The storyline bears little resemblance to the typical war genre film, but this one is not about guns, bombs and bodies. Filmed in ultra-high definition with extensive shallow depth of field, Billy and the squad are often in pin-sharp focus against soft backgrounds, a technique that keeps them in a separate plane of existence to the crassly insensitive stage onto which they have been thrust. The surreal stadium scenes are a spectacular but clichéd message about commodity wars for a public wanting to ‘make America great again’. It is hard not to empathise with Billy or feel his disorientation as he watches prancing cheerleaders and hears musical fireworks exploding all around him while he struggles with flashbacks of hand-to-hand combat in the midst of a mortar firestorm.

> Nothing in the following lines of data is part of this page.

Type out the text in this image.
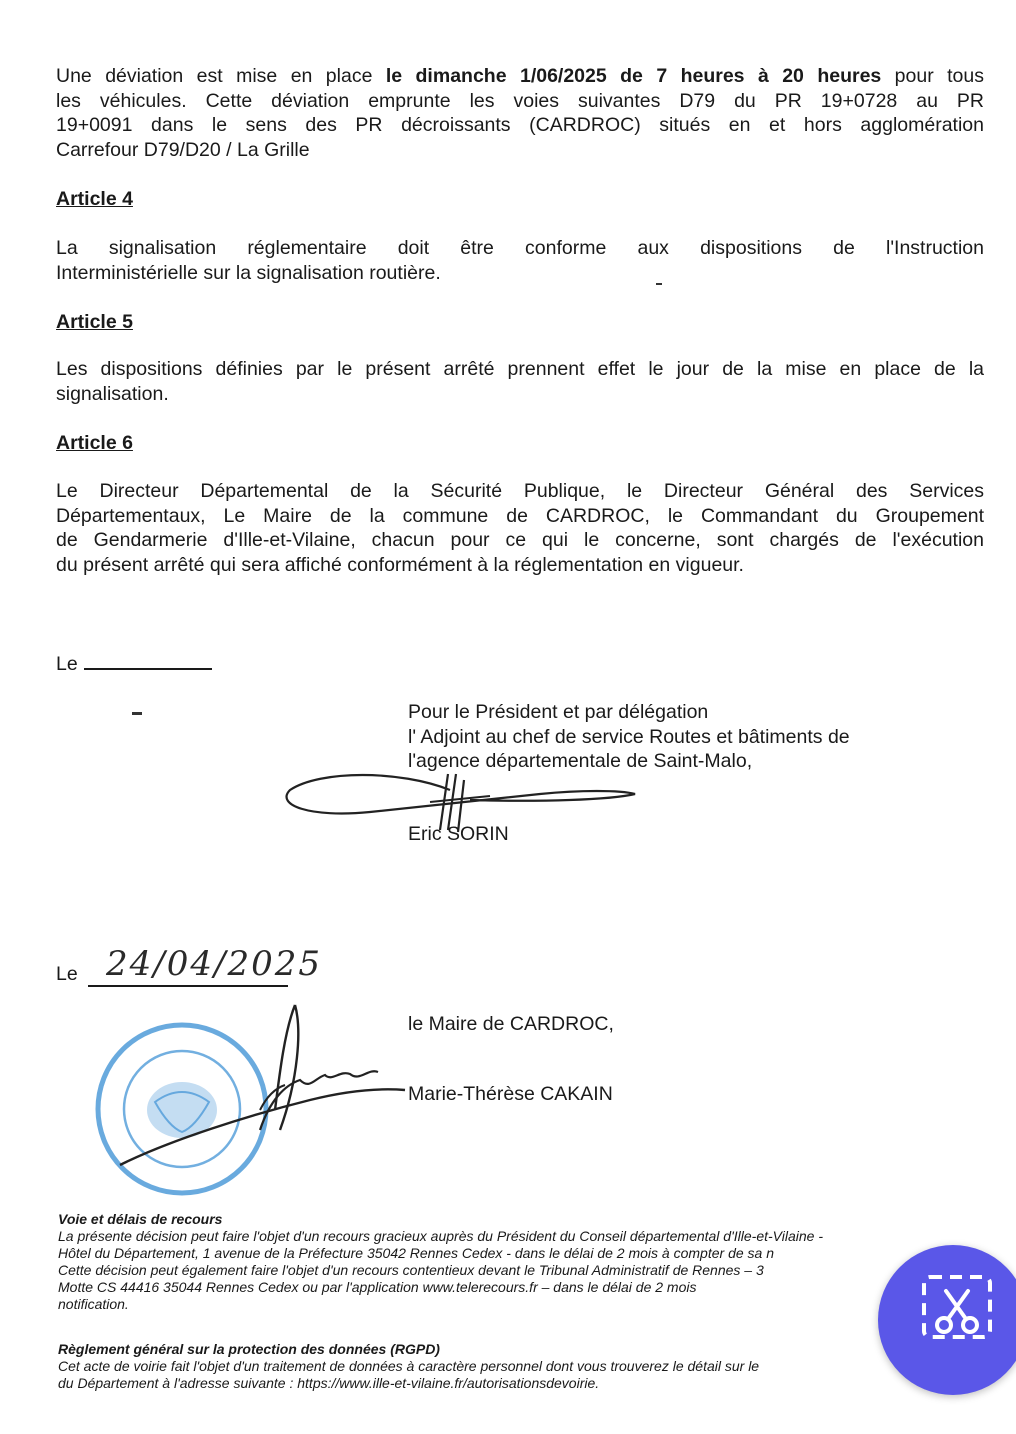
Une déviation est mise en place le dimanche 1/06/2025 de 7 heures à 20 heures pour tous
les véhicules. Cette déviation emprunte les voies suivantes D79 du PR 19+0728 au PR
19+0091 dans le sens des PR décroissants (CARDROC) situés en et hors agglomération
Carrefour D79/D20 / La Grille
Article 4
La signalisation réglementaire doit être conforme aux dispositions de l'Instruction
Interministérielle sur la signalisation routière.
Article 5
Les dispositions définies par le présent arrêté prennent effet le jour de la mise en place de la
signalisation.
Article 6
Le Directeur Départemental de la Sécurité Publique, le Directeur Général des Services
Départementaux, Le Maire de la commune de CARDROC, le Commandant du Groupement
de Gendarmerie d'Ille-et-Vilaine, chacun pour ce qui le concerne, sont chargés de l'exécution
du présent arrêté qui sera affiché conformément à la réglementation en vigueur.
Le
Pour le Président et par délégation
l' Adjoint au chef de service Routes et bâtiments de
l'agence départementale de Saint-Malo,
Eric SORIN
Le 24/04/2025
le Maire de CARDROC,
Marie-Thérèse CAKAIN
Voie et délais de recours
La présente décision peut faire l'objet d'un recours gracieux auprès du Président du Conseil départemental d'Ille-et-Vilaine -
Hôtel du Département, 1 avenue de la Préfecture 35042 Rennes Cedex - dans le délai de 2 mois à compter de sa n
Cette décision peut également faire l'objet d'un recours contentieux devant le Tribunal Administratif de Rennes – 3
Motte CS 44416 35044 Rennes Cedex ou par l'application www.telerecours.fr – dans le délai de 2 mois
notification.
Règlement général sur la protection des données (RGPD)
Cet acte de voirie fait l'objet d'un traitement de données à caractère personnel dont vous trouverez le détail sur le
du Département à l'adresse suivante : https://www.ille-et-vilaine.fr/autorisationsdevoirie.
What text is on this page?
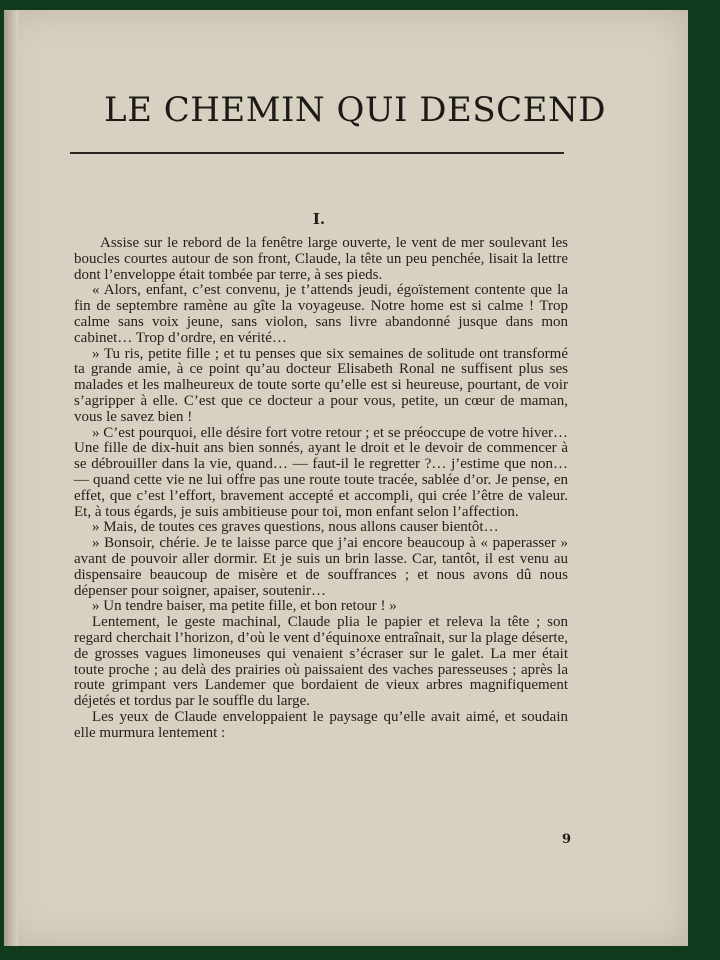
LE CHEMIN QUI DESCEND
I.

Assise sur le rebord de la fenêtre large ouverte, le vent de mer soulevant les boucles courtes autour de son front, Claude, la tête un peu penchée, lisait la lettre dont l’enveloppe était tombée par terre, à ses pieds.

« Alors, enfant, c’est convenu, je t’attends jeudi, égoïstement contente que la fin de septembre ramène au gîte la voyageuse. Notre home est si calme ! Trop calme sans voix jeune, sans violon, sans livre abandonné jusque dans mon cabinet… Trop d’ordre, en vérité…

» Tu ris, petite fille ; et tu penses que six semaines de solitude ont transformé ta grande amie, à ce point qu’au docteur Elisabeth Ronal ne suffisent plus ses malades et les malheureux de toute sorte qu’elle est si heureuse, pourtant, de voir s’agripper à elle. C’est que ce docteur a pour vous, petite, un cœur de maman, vous le savez bien !

» C’est pourquoi, elle désire fort votre retour ; et se préoccupe de votre hiver… Une fille de dix-huit ans bien sonnés, ayant le droit et le devoir de commencer à se débrouiller dans la vie, quand… — faut-il le regretter ?… j’estime que non… — quand cette vie ne lui offre pas une route toute tracée, sablée d’or. Je pense, en effet, que c’est l’effort, bravement accepté et accompli, qui crée l’être de valeur. Et, à tous égards, je suis ambitieuse pour toi, mon enfant selon l’affection.

» Mais, de toutes ces graves questions, nous allons causer bientôt…

» Bonsoir, chérie. Je te laisse parce que j’ai encore beaucoup à « paperasser » avant de pouvoir aller dormir. Et je suis un brin lasse. Car, tantôt, il est venu au dispensaire beaucoup de misère et de souffrances ; et nous avons dû nous dépenser pour soigner, apaiser, soutenir…

» Un tendre baiser, ma petite fille, et bon retour ! »

Lentement, le geste machinal, Claude plia le papier et releva la tête ; son regard cherchait l’horizon, d’où le vent d’équinoxe entraînait, sur la plage déserte, de grosses vagues limoneuses qui venaient s’écraser sur le galet. La mer était toute proche ; au delà des prairies où paissaient des vaches paresseuses ; après la route grimpant vers Landemer que bordaient de vieux arbres magnifiquement déjetés et tordus par le souffle du large.

Les yeux de Claude enveloppaient le paysage qu’elle avait aimé, et soudain elle murmura lentement :

9
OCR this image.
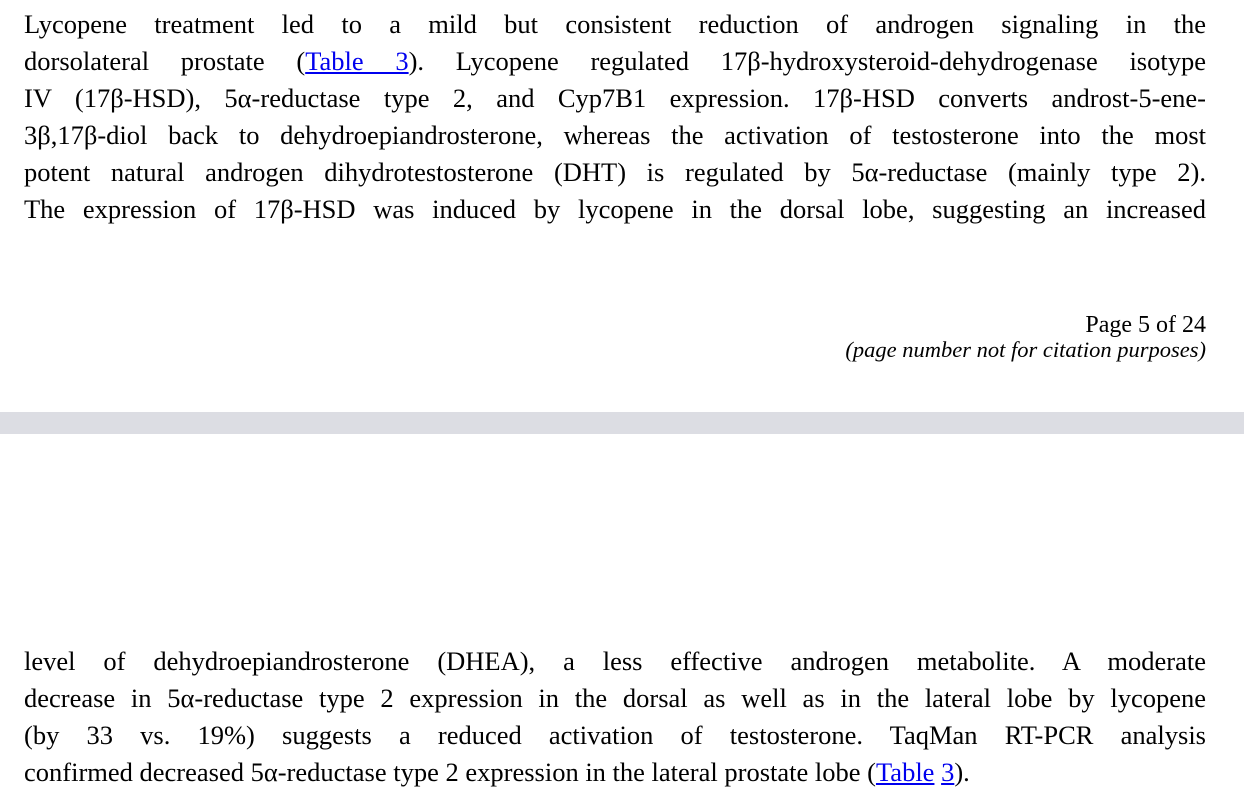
Lycopene treatment led to a mild but consistent reduction of androgen signaling in the
dorsolateral prostate (Table 3). Lycopene regulated 17β-hydroxysteroid-dehydrogenase isotype
IV (17β-HSD), 5α-reductase type 2, and Cyp7B1 expression. 17β-HSD converts androst-5-ene-
3β,17β-diol back to dehydroepiandrosterone, whereas the activation of testosterone into the most
potent natural androgen dihydrotestosterone (DHT) is regulated by 5α-reductase (mainly type 2).
The expression of 17β-HSD was induced by lycopene in the dorsal lobe, suggesting an increased

Page 5 of 24
(page number not for citation purposes)

level of dehydroepiandrosterone (DHEA), a less effective androgen metabolite. A moderate
decrease in 5α-reductase type 2 expression in the dorsal as well as in the lateral lobe by lycopene
(by 33 vs. 19%) suggests a reduced activation of testosterone. TaqMan RT-PCR analysis
confirmed decreased 5α-reductase type 2 expression in the lateral prostate lobe (Table 3).
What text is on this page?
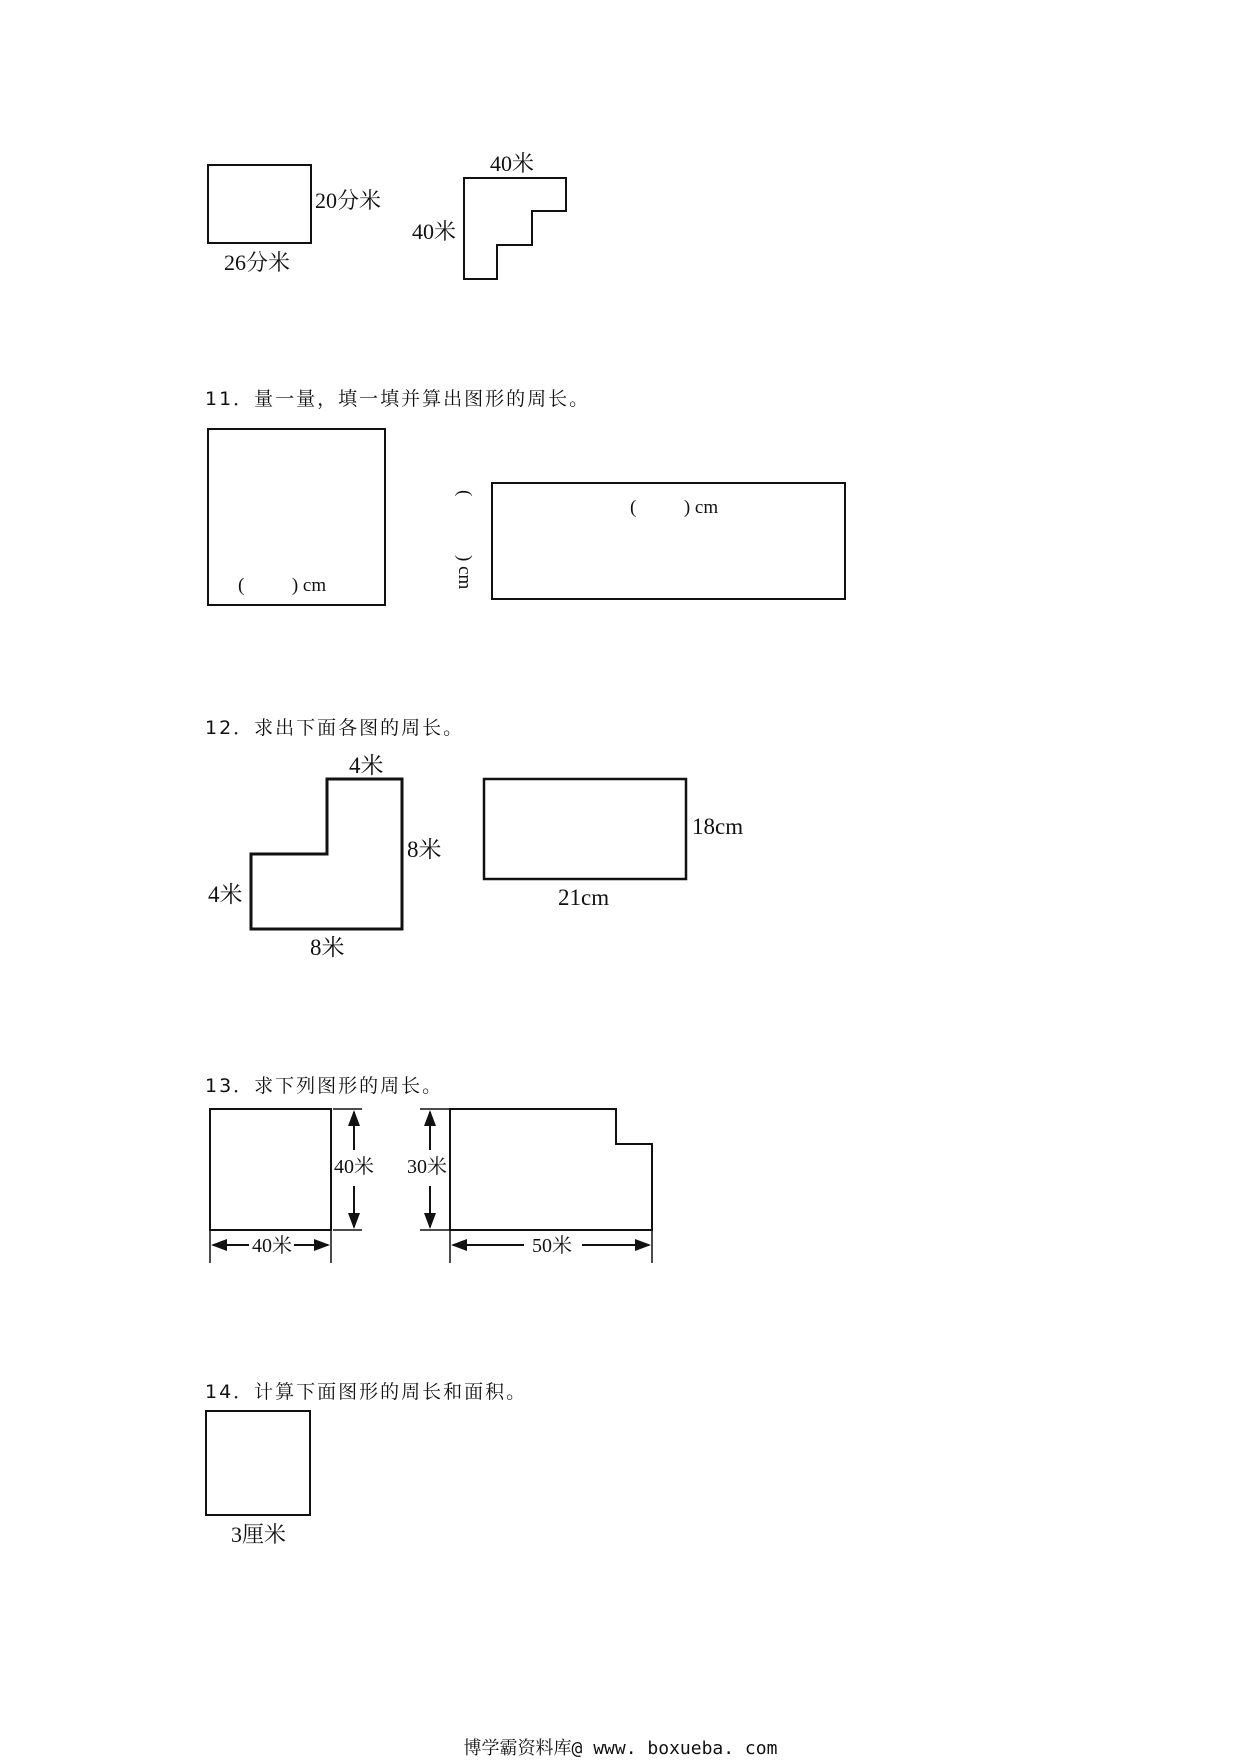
20分米
26分米
40米
40米
(          ) cm
(          ) cm
(
) cm
4米
8米
4米
8米
18cm
21cm
40米
40米
30米
50米
3厘米
11．量一量，填一填并算出图形的周长。
12．求出下面各图的周长。
13．求下列图形的周长。
14．计算下面图形的周长和面积。
博学霸资料库@ www. boxueba. com
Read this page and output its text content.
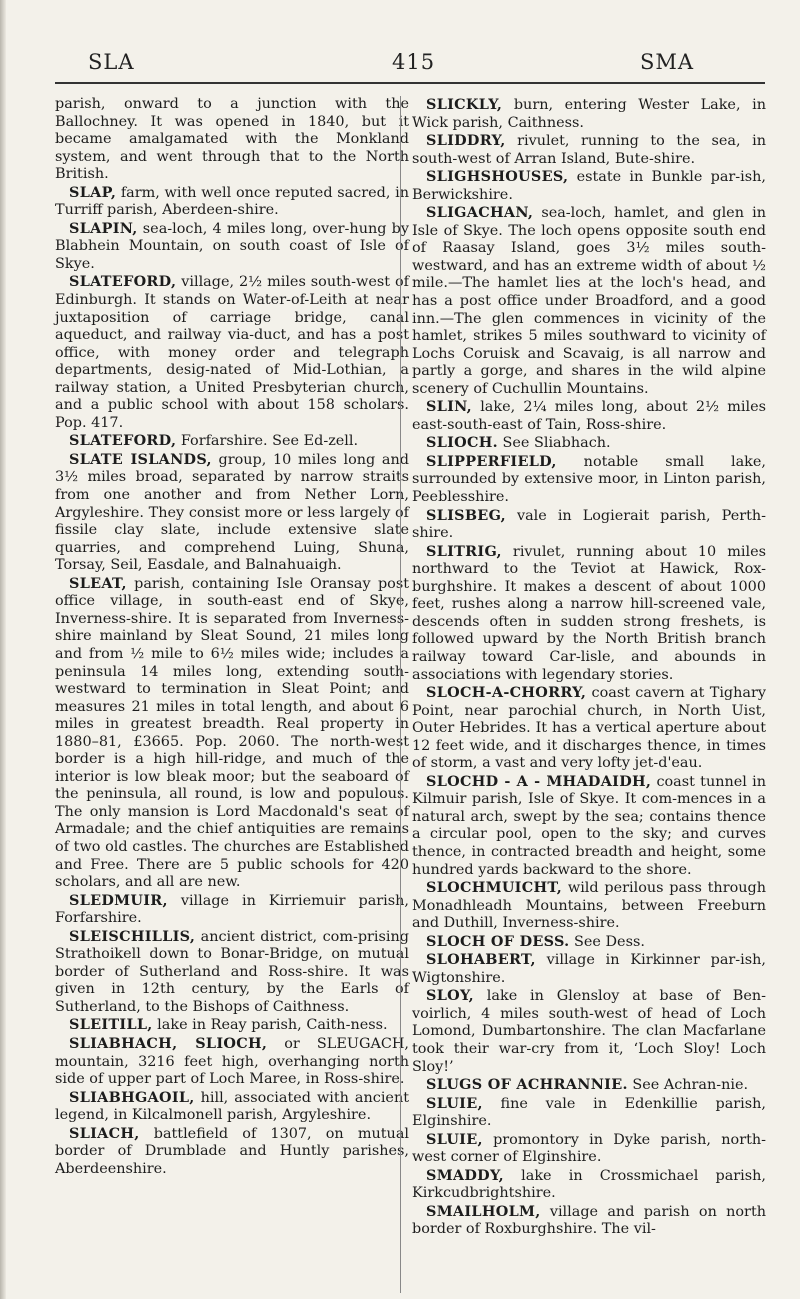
SLA	415	SMA

parish, onward to a junction with the Ballochney. It was opened in 1840, but it became amalgamated with the Monkland system, and went through that to the North British.

SLAP, farm, with well once reputed sacred, in Turriff parish, Aberdeen-shire.

SLAPIN, sea-loch, 4 miles long, over-hung by Blabhein Mountain, on south coast of Isle of Skye.

SLATEFORD, village, 2½ miles south-west of Edinburgh. It stands on Water-of-Leith at near juxtaposition of carriage bridge, canal aqueduct, and railway via-duct, and has a post office, with money order and telegraph departments, desig-nated of Mid-Lothian, a railway station, a United Presbyterian church, and a public school with about 158 scholars. Pop. 417.

SLATEFORD, Forfarshire. See Ed-zell.

SLATE ISLANDS, group, 10 miles long and 3½ miles broad, separated by narrow straits from one another and from Nether Lorn, Argyleshire. They consist more or less largely of fissile clay slate, include extensive slate quarries, and comprehend Luing, Shuna, Torsay, Seil, Easdale, and Balnahuaigh.

SLEAT, parish, containing Isle Oransay post office village, in south-east end of Skye, Inverness-shire. It is separated from Inverness-shire mainland by Sleat Sound, 21 miles long and from ½ mile to 6½ miles wide; includes a peninsula 14 miles long, extending south-westward to termination in Sleat Point; and measures 21 miles in total length, and about 6 miles in greatest breadth. Real property in 1880–81, £3665. Pop. 2060. The north-west border is a high hill-ridge, and much of the interior is low bleak moor; but the seaboard of the peninsula, all round, is low and populous. The only mansion is Lord Macdonald's seat of Armadale; and the chief antiquities are remains of two old castles. The churches are Established and Free. There are 5 public schools for 420 scholars, and all are new.

SLEDMUIR, village in Kirriemuir parish, Forfarshire.

SLEISCHILLIS, ancient district, com-prising Strathoikell down to Bonar-Bridge, on mutual border of Sutherland and Ross-shire. It was given in 12th century, by the Earls of Sutherland, to the Bishops of Caithness.

SLEITILL, lake in Reay parish, Caith-ness.

SLIABHACH, SLIOCH, or SLEUGACH, mountain, 3216 feet high, overhanging north side of upper part of Loch Maree, in Ross-shire.

SLIABHGAOIL, hill, associated with ancient legend, in Kilcalmonell parish, Argyleshire.

SLIACH, battlefield of 1307, on mutual border of Drumblade and Huntly parishes, Aberdeenshire.

SLICKLY, burn, entering Wester Lake, in Wick parish, Caithness.

SLIDDRY, rivulet, running to the sea, in south-west of Arran Island, Bute-shire.

SLIGHSHOUSES, estate in Bunkle par-ish, Berwickshire.

SLIGACHAN, sea-loch, hamlet, and glen in Isle of Skye. The loch opens opposite south end of Raasay Island, goes 3½ miles south-westward, and has an extreme width of about ½ mile.—The hamlet lies at the loch's head, and has a post office under Broadford, and a good inn.—The glen commences in vicinity of the hamlet, strikes 5 miles southward to vicinity of Lochs Coruisk and Scavaig, is all narrow and partly a gorge, and shares in the wild alpine scenery of Cuchullin Mountains.

SLIN, lake, 2¼ miles long, about 2½ miles east-south-east of Tain, Ross-shire.

SLIOCH. See Sliabhach.

SLIPPERFIELD, notable small lake, surrounded by extensive moor, in Linton parish, Peeblesshire.

SLISBEG, vale in Logierait parish, Perth-shire.

SLITRIG, rivulet, running about 10 miles northward to the Teviot at Hawick, Rox-burghshire. It makes a descent of about 1000 feet, rushes along a narrow hill-screened vale, descends often in sudden strong freshets, is followed upward by the North British branch railway toward Car-lisle, and abounds in associations with legendary stories.

SLOCH-A-CHORRY, coast cavern at Tighary Point, near parochial church, in North Uist, Outer Hebrides. It has a vertical aperture about 12 feet wide, and it discharges thence, in times of storm, a vast and very lofty jet-d'eau.

SLOCHD - A - MHADAIDH, coast tunnel in Kilmuir parish, Isle of Skye. It com-mences in a natural arch, swept by the sea; contains thence a circular pool, open to the sky; and curves thence, in contracted breadth and height, some hundred yards backward to the shore.

SLOCHMUICHT, wild perilous pass through Monadhleadh Mountains, between Freeburn and Duthill, Inverness-shire.

SLOCH OF DESS. See Dess.

SLOHABERT, village in Kirkinner par-ish, Wigtonshire.

SLOY, lake in Glensloy at base of Ben-voirlich, 4 miles south-west of head of Loch Lomond, Dumbartonshire. The clan Macfarlane took their war-cry from it, ‘Loch Sloy! Loch Sloy!’

SLUGS OF ACHRANNIE. See Achran-nie.

SLUIE, fine vale in Edenkillie parish, Elginshire.

SLUIE, promontory in Dyke parish, north-west corner of Elginshire.

SMADDY, lake in Crossmichael parish, Kirkcudbrightshire.

SMAILHOLM, village and parish on north border of Roxburghshire. The vil-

There is much to commend in this film. Young Joe Alwyn plays a complex role with nuance beyond his experience. The cinematography is vivid (almost to the point of distraction), and the pace and casting is strong (although comic Steve Martin seems out of place). A lighter directorial hand may have produced a more naturally flowing story without the corny melodrama and trite one-liners like “that day no longer belongs to you…its America’s story now” or “we’re a nation of children who fight in other countries to grow up”. But you will long remember that stadium extravaganza as an echo-chamber for the horrors of PTSD. For that alone, this film is worth seeing.